U.S. President Donald Trump’s designated secretary of state, Mike Pompeo, is due to appear at his Senate confirmation hearing on Thursday, where he will tell lawmakers in the upper chamber of Congress that years of soft policy towards Russia are “now over.”
Pompeo, a former lawmaker himself who currently presides over the CIA, is expected to reprimand Russia for acting “aggressively” and stress that Moscow is viewed as “a danger to our country” in the Trump administration’s national security strategy, according to excerpts of his Senate testimony.
The hawkish spymaster will also defend Washington’s diplomatic efforts with Moscow, something Trump’s critics have been frustrated with.
Pompeo is also planning to emphasize America’s “duty to lead” and bring Washington’s version of democracy to other nations, a stark contrast with Trump’s policy to put “America first.”

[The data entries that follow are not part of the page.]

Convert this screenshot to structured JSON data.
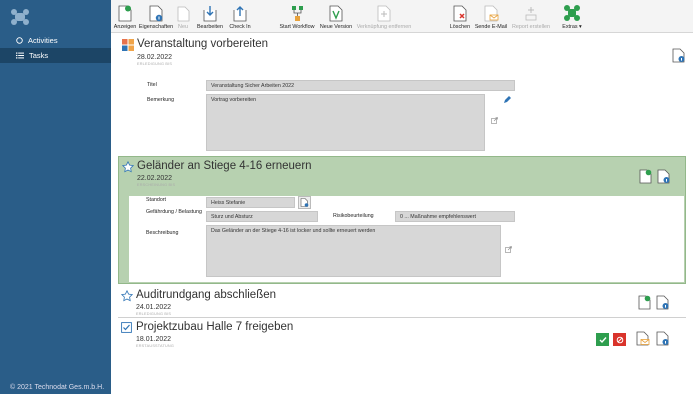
{
  "app": {
    "footer": "© 2021 Technodat Ges.m.b.H."
  },
  "sidebar": {
    "items": [
      {
        "label": "Activities",
        "active": false
      },
      {
        "label": "Tasks",
        "active": true
      }
    ]
  },
  "toolbar": {
    "anzeigen": "Anzeigen",
    "eigenschaften": "Eigenschaften",
    "neu": "Neu",
    "bearbeiten": "Bearbeiten",
    "check_in": "Check In",
    "start_workflow": "Start Workflow",
    "neue_version": "Neue Version",
    "verknuepfung_entfernen": "Verknüpfung entfernen",
    "loeschen": "Löschen",
    "sende_email": "Sende E-Mail",
    "report_erstellen": "Report erstellen",
    "extras": "Extras ▾"
  },
  "cards": [
    {
      "title": "Veranstaltung vorbereiten",
      "date": "28.02.2022",
      "subtitle": "ERLEDIGUNG BIS",
      "fields": [
        {
          "label": "Titel",
          "value": "Veranstaltung Sicher Arbeiten 2022"
        },
        {
          "label": "Bemerkung",
          "value": "Vortrag vorbereiten"
        }
      ]
    },
    {
      "title": "Geländer an Stiege 4-16 erneuern",
      "date": "22.02.2022",
      "subtitle": "ERSCHEINUNG BIS",
      "fields": [
        {
          "label": "Standort",
          "value": "Heiss Stefanie"
        },
        {
          "label": "Gefährdung / Belastung",
          "value": "Sturz und Absturz"
        },
        {
          "label": "Risikobeurteilung",
          "value": "0 ... Maßnahme empfehlenswert"
        },
        {
          "label": "Beschreibung",
          "value": "Das Geländer an der Stiege 4-16 ist locker und sollte erneuert werden"
        }
      ]
    },
    {
      "title": "Auditrundgang abschließen",
      "date": "24.01.2022",
      "subtitle": "ERLEDIGUNG BIS"
    },
    {
      "title": "Projektzubau Halle 7 freigeben",
      "date": "18.01.2022",
      "subtitle": "ERSTAUSSTATUNG"
    }
  ],
  "colors": {
    "sidebar": "#2a5d88",
    "highlight": "#b7d1b0",
    "accept": "#2e9e4e",
    "reject": "#d9332b",
    "info": "#2f74b5"
  }
}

“If we do not lead the calls for democracy, prosperity and human rights around the world, who will?” Pompeo will say. “No other nation is equipped with the same blend of power and principle.”
Although this is Pompeo’s first interaction with lawmakers for the new position, the former Kansas congressman’s views on global issues are well known.
Democratic senators, however, have taken issue with some of Pompeo’s aggressive comments he has made in the past and question his fitness to replace Rex Tillerson as the top American diplomat.
Ever since Trump nominated him last month, Pompeo has sought advice from all eight living former secretaries of state — including Hillary Clinton, who ran against Trump as his Democratic rival in the 2016 U.S. presidential election.
Pompeo has also gone through various briefing books and staged mock hearings on Iran, Syria, Russia and North Korea, a person close to him said.
The hearing has coincided with rising tensions with Russia over Syria. The U.S. has also found itself at odds with China over trade and North Korea over its ballistic missile and nuclear weapons development.
Another big challenge for Pompeo is the uncertainty surrounding Trump’s stance on the 2015 Iran nuclear deal, which the Republican president has threatened to scrap.
The CIA director will pledge to make it “an immediate personal priority” for his department to work with U.S. allies in order to “fix” the nuclear deal, which was signed between Iran on one side and the U.S., the UK, France, China, Russia and Germany on the other.
Trump has vowed to pull the U.S. out of the accord unless Congress and America’s European allies find a way to revamp the deal by May 12.
This article has been adapted from its original source.